Au moment où je n’y croyais plus, c’est comme une nouvelle naissance.

Disiz – Un frigo, un cœur et des couilles

Ce projet est le premier d’une trilogie à demi-mot annoncée dans Un frigo, un cœur et des couilles. Avec sa marque Galvanized et l’image de la pilule rouge de Matrix, qu’il applique sur toutes sortes de produits (bombers, bonnets etc.), Disiz développe un univers spécifique autour de cette image. En effet, Lucide amènera à Extra-lucide puis Transe-lucide. Si le dernier opus est plus difficile à appréhender, cette trilogie lui aura permis d’imposer sa présence avec un gros rythme, les trois projets étant sortis en l’espace de 2 ans. Lucide sera ainsi à la base d’un arc fondateur dans la néo-carrière de Disiz, lui permettant notamment d’aller chercher un double feat avec Mac Miller, sur un remix de Toussa Toussa puis un remix de Loud, titre issu de Macadelic, mixtape du rappeur de Pittsburgh. Ces deux titres sont à compter parmi les très belles collaborations franco-américaines et garde une saveur particulière, même 10 ans plus tard.

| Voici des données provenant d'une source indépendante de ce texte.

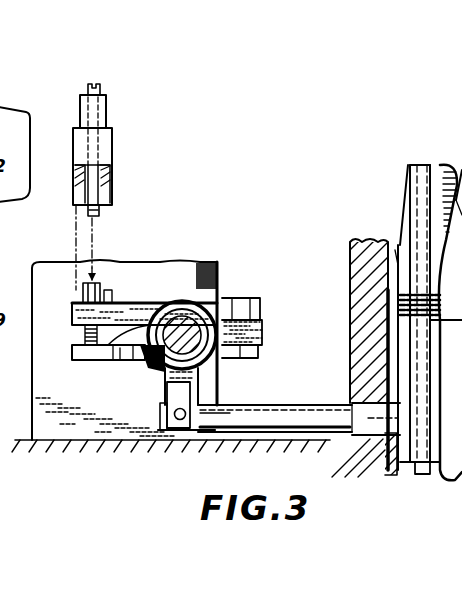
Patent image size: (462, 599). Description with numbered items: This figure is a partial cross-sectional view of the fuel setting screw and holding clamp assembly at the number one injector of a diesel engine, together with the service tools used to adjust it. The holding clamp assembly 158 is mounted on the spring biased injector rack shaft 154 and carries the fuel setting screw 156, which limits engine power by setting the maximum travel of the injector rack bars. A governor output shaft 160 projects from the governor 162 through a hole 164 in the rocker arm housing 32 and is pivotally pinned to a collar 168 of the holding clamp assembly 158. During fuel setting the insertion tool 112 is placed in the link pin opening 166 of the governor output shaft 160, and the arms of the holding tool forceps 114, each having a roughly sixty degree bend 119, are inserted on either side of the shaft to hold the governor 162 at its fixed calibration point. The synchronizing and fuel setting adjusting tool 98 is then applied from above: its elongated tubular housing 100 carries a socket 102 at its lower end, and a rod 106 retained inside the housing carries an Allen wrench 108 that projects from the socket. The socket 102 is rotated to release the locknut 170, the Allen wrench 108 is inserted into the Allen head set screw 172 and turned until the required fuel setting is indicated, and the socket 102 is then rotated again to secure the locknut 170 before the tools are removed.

The rocker arm housing 32 is at (350, 253).
The synchronizing and fuel setting adjusting tool 98 is at (134, 125).
The elongated tubular housing 100 is at (106, 100).
The socket 102 is at (110, 162).
The rod 106 is at (86, 84).
The Allen wrench 108 is at (103, 213).
The insertion tool 112 is at (412, 170).
The holding tool forceps 114 is at (446, 168).
The bend 119 is at (406, 248).
The injector rack shaft 154 is at (183, 328).
The fuel setting screw 156 is at (74, 338).
The holding clamp assembly 158 is at (234, 282).
The governor output shaft 160 is at (276, 418).
The governor 162 is at (455, 480).
The hole 164 is at (353, 460).
The link pin opening 166 is at (0, 468).
The collar 168 is at (150, 316).
The locknut 170 is at (83, 298).
The Allen head set screw 172 is at (109, 290).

Dans l’ensemble, Lucide présente un réel renouveau, à la fois temporel, artistique, mais aussi aux yeux du public. Suite à la période ouverte par ce projet, il saura faire ressortir son âme d’enfant développée durant sa parenthèse rock, aux côtés de ses qualités de rappeur. On peut citer par exemple l’un des premiers succès grand public de sa seconde partie de carrière : Le rap c’est mieux, qui tournera énormément lors  de l’été 2013. Il continuera malgré tout d’innover dans sa façon de créer et de voir la musique et gardera ce goût pour les albums thématiques. 



Finalement, si Lucide pouvait nous faire croire qu’il a réussi à ménager la chèvre et le chou sur ce qu’il a envie de proposer au public, 10 ans plus tard, on observe clairement l’inverse. Disiz est et restera un artiste éclectique, n’hésitant pas à approfondir très largement un univers dans un projet et à changer du tout au tout sur le suivant, quitte à perdre littéralement tout le monde. Si en 2012, sa volonté pouvait être de reconstruire son image de rappeur, il a finalement choisi de ne plus chercher l’approbation du public. En effet, dans Lucide, ce que l’on ressent le plus c’est son envie, sa dalle et son énergie. Rapper le démangeait, on sent qu’il avait envie de performer, de s’amuser, de s’essayer, de se renouveler, et surtout de se confronter. Fort d’une longue carrière durant laquelle il a pu parfois s’éparpiller et perdre un peu le fil, cette fois-ci on ressent une volonté de foncer, sans trop réfléchir et ça donne un environnement sonore assez varié sur Lucide mais aussi autour du projet.